The work of painter Johan Ray Pedersen forms part of the Liljevalchs spring season, and together with photographer Viktor Johansson, he is about to stage an exhibition called Maskulin. Focussing on the concept of manliness and expectations of what a man is supposed to be, it opens at Young Art on April 11th.
How did you end up with the idea behind Maskulin?
After I quit art school in 2011 I had a creative crisis. Did I want to continue doing art at all? I had spent almost two months in an introspective phase, painting a damn huge painting of 38 cocks in some sort of bouquet and wanting to see if there was any value in really dedicating paint to something that was considered ugly. I liked to paint horses, but I was often told it was ”unmanly”, and it didn’t improve when I realised that horses and bodybuilders have a similar structure. To print pictures of oiled-up men in tiny man panties and make them into horses, and at the same time painting cocks created questions – even at a tolerant art school.

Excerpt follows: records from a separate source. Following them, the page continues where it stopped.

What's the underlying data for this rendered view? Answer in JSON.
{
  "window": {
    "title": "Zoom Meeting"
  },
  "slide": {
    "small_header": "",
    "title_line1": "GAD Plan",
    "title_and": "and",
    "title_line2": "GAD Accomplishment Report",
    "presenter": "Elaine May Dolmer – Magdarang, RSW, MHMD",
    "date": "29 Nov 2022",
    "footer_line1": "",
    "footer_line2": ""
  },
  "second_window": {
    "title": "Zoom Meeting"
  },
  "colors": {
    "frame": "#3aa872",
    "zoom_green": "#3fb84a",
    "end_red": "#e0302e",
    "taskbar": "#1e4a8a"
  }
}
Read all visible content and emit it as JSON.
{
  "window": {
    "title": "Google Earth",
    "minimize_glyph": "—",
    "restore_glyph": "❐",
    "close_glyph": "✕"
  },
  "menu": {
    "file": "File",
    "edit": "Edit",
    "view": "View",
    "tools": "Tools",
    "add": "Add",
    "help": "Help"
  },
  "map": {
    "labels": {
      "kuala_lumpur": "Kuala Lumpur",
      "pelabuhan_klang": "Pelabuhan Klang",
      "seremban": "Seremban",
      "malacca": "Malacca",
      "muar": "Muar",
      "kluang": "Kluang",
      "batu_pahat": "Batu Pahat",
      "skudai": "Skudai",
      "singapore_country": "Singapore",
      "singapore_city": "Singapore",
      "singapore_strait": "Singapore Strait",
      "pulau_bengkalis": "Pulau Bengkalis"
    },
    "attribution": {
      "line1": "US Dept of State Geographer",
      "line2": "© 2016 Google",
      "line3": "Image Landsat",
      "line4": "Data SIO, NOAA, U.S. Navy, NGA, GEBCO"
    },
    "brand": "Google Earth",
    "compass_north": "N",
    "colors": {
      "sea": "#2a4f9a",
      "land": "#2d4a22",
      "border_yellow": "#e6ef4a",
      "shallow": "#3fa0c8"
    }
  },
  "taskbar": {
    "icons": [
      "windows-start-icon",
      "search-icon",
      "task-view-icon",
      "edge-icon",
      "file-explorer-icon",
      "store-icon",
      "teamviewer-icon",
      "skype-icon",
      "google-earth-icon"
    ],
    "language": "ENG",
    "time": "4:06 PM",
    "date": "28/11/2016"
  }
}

After getting in contact with Antonia at Young Art, we created this project with photographer Viktor Johansson, and together we have made an exhibition about what is considered manly or not.
Did you learn anything new from the process of working with the exhibition?
For a long time I thought I was quite secure in my ”manliness”, but then it quite recently became clear to me that I feel more secure simply as a human being. We should throw away the ideas about the different sexes and focus more on what is really human.
You have been working as a sailor and technician for most of your adult life – but now as a kindergarten teacher too. How has that influenced your ideas about male identity?
All my life I have worked in male-dominated work places. I never liked things like hunting, fishing and sport, which made me different in those circumstances. I grew up with my grandpa as my idol, he was a real ”manly man” and I was taught early what a real man was supposed to be like. It took me many years to get out of old trains of thought and prejudices.
What’s your hopes for this year?
Some space to think, to travel, to have enough time to spend with friends and family. And that Stockholm gets a bit more dirty, a bit cheaper and more salt in the water.